Maduro calls the US bill that vetoes contracts with Venezuela rubbish

  • Nov, Wed, 2024


The president of Venezuela, Nicolás Maduro, described this Wednesday as “garbage” the bill passed by the United States House of Representativeswhich complements the regulations that prohibit federal institutions of the North American government from hiring people or companies that have commercial ties with the Chavista government.

“With Venezuela they have not been able to and will not be able to, not even with this garbage law, with this law of infamy (…), the garbage law requested by surnames (in relation to opposition leaders), committing serious international and national crimes,” Maduro said during an event with the heads of public powers, broadcast on the state channel VTV.
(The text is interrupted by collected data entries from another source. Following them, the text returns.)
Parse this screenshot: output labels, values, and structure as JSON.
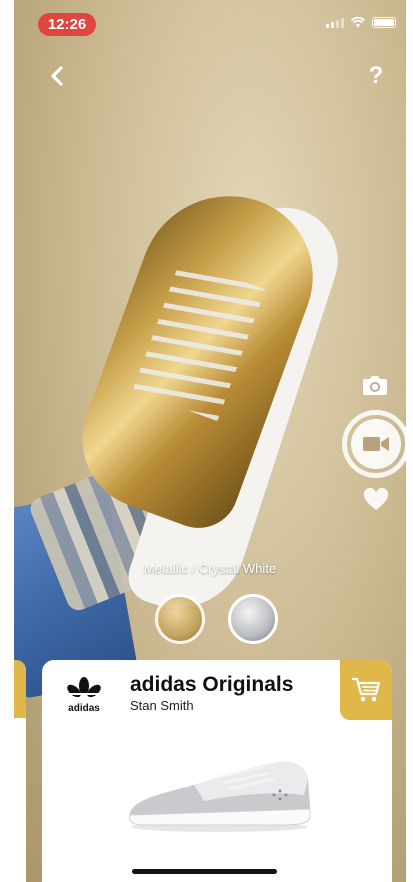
{
  "status_bar": {
    "time": "12:26"
  },
  "nav": {
    "back_icon": "chevron-left-icon",
    "back_symbol": "‹",
    "help_icon": "question-mark-icon",
    "help_symbol": "?"
  },
  "controls": {
    "photo_icon": "camera-icon",
    "record_icon": "video-camera-icon",
    "favorite_icon": "heart-icon"
  },
  "colorway": {
    "label": "Metallic / Crystal White",
    "options": [
      {
        "name": "gold",
        "color": "#c9a24c"
      },
      {
        "name": "silver",
        "color": "#b9bcc0"
      }
    ]
  },
  "product_card": {
    "brand_logo_text": "adidas",
    "brand": "adidas Originals",
    "product": "Stan Smith",
    "cart_icon": "shopping-cart-icon",
    "accent_color": "#e0b84a"
  }
}
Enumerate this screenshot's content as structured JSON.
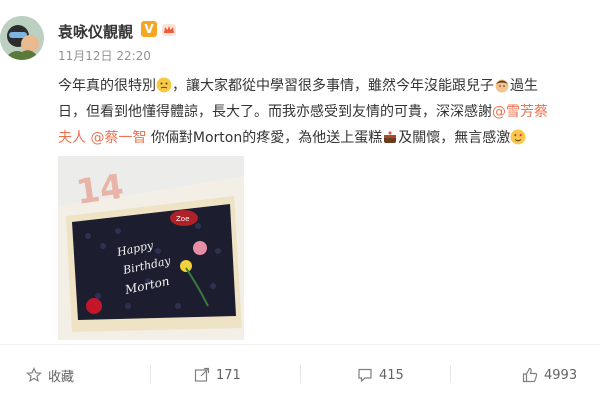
{
  "post": {
    "username": "袁咏仪靚靚",
    "timestamp": "11月12日 22:20",
    "text_line1": "今年真的很特別",
    "text_line1b": "，讓大家都從中學習很多事情，雖然今年沒能跟兒子",
    "text_line1c": "過生",
    "text_line2": "日，但看到他懂得體諒，長大了。而我亦感受到友情的可貴，深深感謝",
    "mention1": "@雪芳蔡",
    "mention1_cont": "夫人",
    "mention2": "@蔡一智",
    "text_line3": " 你倆對Morton的疼愛，為他送上蛋糕",
    "text_line3b": "及關懷，無言感激"
  },
  "actions": {
    "favorite": "收藏",
    "forward_count": "171",
    "comment_count": "415",
    "like_count": "4993"
  },
  "colors": {
    "accent": "#eb7350",
    "badge": "#f5a623"
  },
  "icons": [
    "v-badge-icon",
    "crown-icon",
    "star-icon",
    "share-icon",
    "comment-icon",
    "like-icon"
  ]
}
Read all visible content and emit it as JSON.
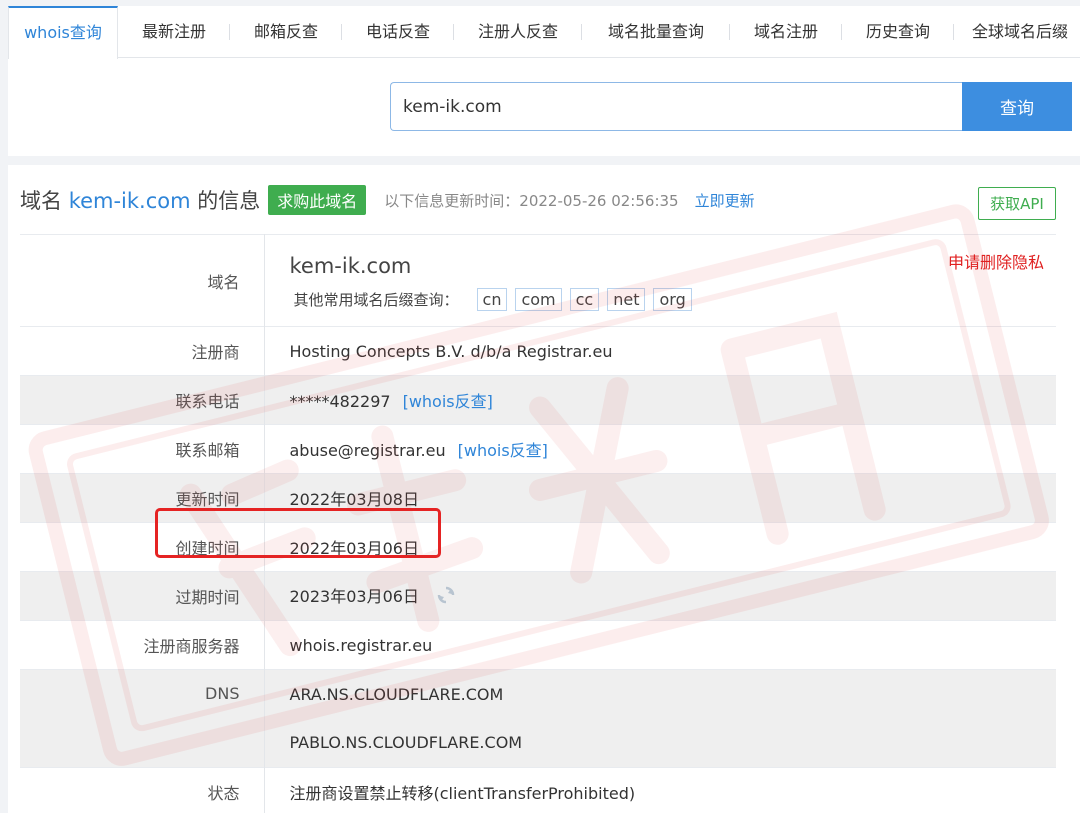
{
  "tabs": [
    {
      "label": "whois查询",
      "active": true
    },
    {
      "label": "最新注册"
    },
    {
      "label": "邮箱反查"
    },
    {
      "label": "电话反查"
    },
    {
      "label": "注册人反查"
    },
    {
      "label": "域名批量查询"
    },
    {
      "label": "域名注册"
    },
    {
      "label": "历史查询"
    },
    {
      "label": "全球域名后缀"
    }
  ],
  "search": {
    "value": "kem-ik.com",
    "button_label": "查询"
  },
  "header": {
    "title_prefix": "域名",
    "domain": "kem-ik.com",
    "title_suffix": "的信息",
    "buy_label": "求购此域名",
    "update_text": "以下信息更新时间：2022-05-26 02:56:35",
    "update_link": "立即更新",
    "api_label": "获取API"
  },
  "rows": {
    "domain": {
      "label": "域名",
      "value": "kem-ik.com",
      "privacy_link": "申请删除隐私",
      "suffix_prompt": "其他常用域名后缀查询：",
      "suffixes": [
        "cn",
        "com",
        "cc",
        "net",
        "org"
      ]
    },
    "registrar": {
      "label": "注册商",
      "value": "Hosting Concepts B.V. d/b/a Registrar.eu"
    },
    "phone": {
      "label": "联系电话",
      "value": "*****482297",
      "link": "[whois反查]"
    },
    "email": {
      "label": "联系邮箱",
      "value": "abuse@registrar.eu",
      "link": "[whois反查]"
    },
    "updated": {
      "label": "更新时间",
      "value": "2022年03月08日"
    },
    "created": {
      "label": "创建时间",
      "value": "2022年03月06日"
    },
    "expires": {
      "label": "过期时间",
      "value": "2023年03月06日"
    },
    "server": {
      "label": "注册商服务器",
      "value": "whois.registrar.eu"
    },
    "dns": {
      "label": "DNS",
      "values": [
        "ARA.NS.CLOUDFLARE.COM",
        "PABLO.NS.CLOUDFLARE.COM"
      ]
    },
    "status": {
      "label": "状态",
      "value": "注册商设置禁止转移(clientTransferProhibited)"
    }
  },
  "colors": {
    "accent": "#2f85d8",
    "green": "#3fad4f",
    "highlight": "#e52323"
  }
}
He leader He rejected that the legislative project has the last name of the liberator Simón Bolívar as its name, which he described as “criminal.”

“Now they want to plague Venezuela with sanctions in the name of freedom, with the name of Bolívar. “I totally repudiate the criminal attempt to name a law of war against Venezuela after Bolívar,” he noted.
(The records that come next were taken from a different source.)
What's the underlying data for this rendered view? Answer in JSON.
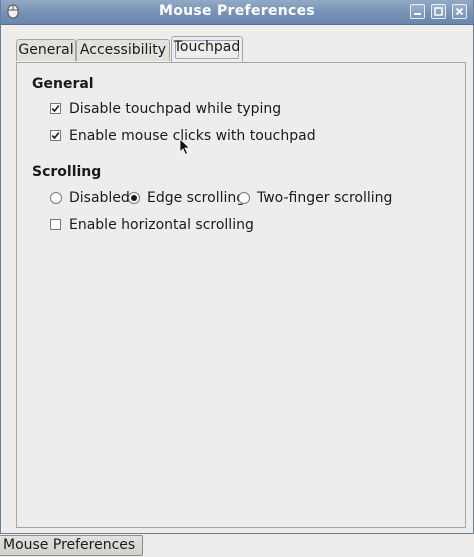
{
  "window": {
    "title": "Mouse Preferences",
    "icon": "mouse-icon",
    "controls": [
      "minimize-icon",
      "maximize-icon",
      "close-icon"
    ]
  },
  "tabs": [
    {
      "label": "General",
      "active": false
    },
    {
      "label": "Accessibility",
      "active": false
    },
    {
      "label": "Touchpad",
      "active": true
    }
  ],
  "general_section": {
    "title": "General",
    "options": [
      {
        "label": "Disable touchpad while typing",
        "checked": true
      },
      {
        "label": "Enable mouse clicks with touchpad",
        "checked": true
      }
    ]
  },
  "scrolling_section": {
    "title": "Scrolling",
    "radios": [
      {
        "label": "Disabled",
        "selected": false
      },
      {
        "label": "Edge scrolling",
        "selected": true
      },
      {
        "label": "Two-finger scrolling",
        "selected": false
      }
    ],
    "horizontal": {
      "label": "Enable horizontal scrolling",
      "checked": false
    }
  },
  "taskbar": {
    "task_label": "Mouse Preferences"
  },
  "colors": {
    "titlebar": "#7591b5",
    "background": "#efedeb"
  }
}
Maduro warned that those opponents who support this bill will be committing crimes, so they must abide by the judicial “consequences,” without specifying what they would be.

He maintained that, in response, the Venezuelan Parliament will approve an “anti-blockade law” in “defense of Venezuela,” which will be called the “Simón Bolívar Liberator Law.”

Machado warns of consequences for Maduro

Opposition leader María Corina Machado predicted this Wednesday consequences for the Maduro government for this bill.

“The Bolívar law (officially the Law for the Prohibition of Operations and Leases with the Illegitimate Authoritarian Regime of Venezuela) sends a clear message to the regime: repression and criminal activities have consequences, and no one will be able to normalize them,” said Machado through X, although the rule must be approved by the Senate for it to become effective.

The Bolívar bill was presented by Florida representatives Mike Waltz, Republican, and Debbie Wasserman Schultz, Democrat, who believe, in the former’s words, that the United States should “maintain existing sanctions against the regime and seek to expand them to minimize the Maduro’s resources to abuse the freedoms and prosperity of the Venezuelan people.”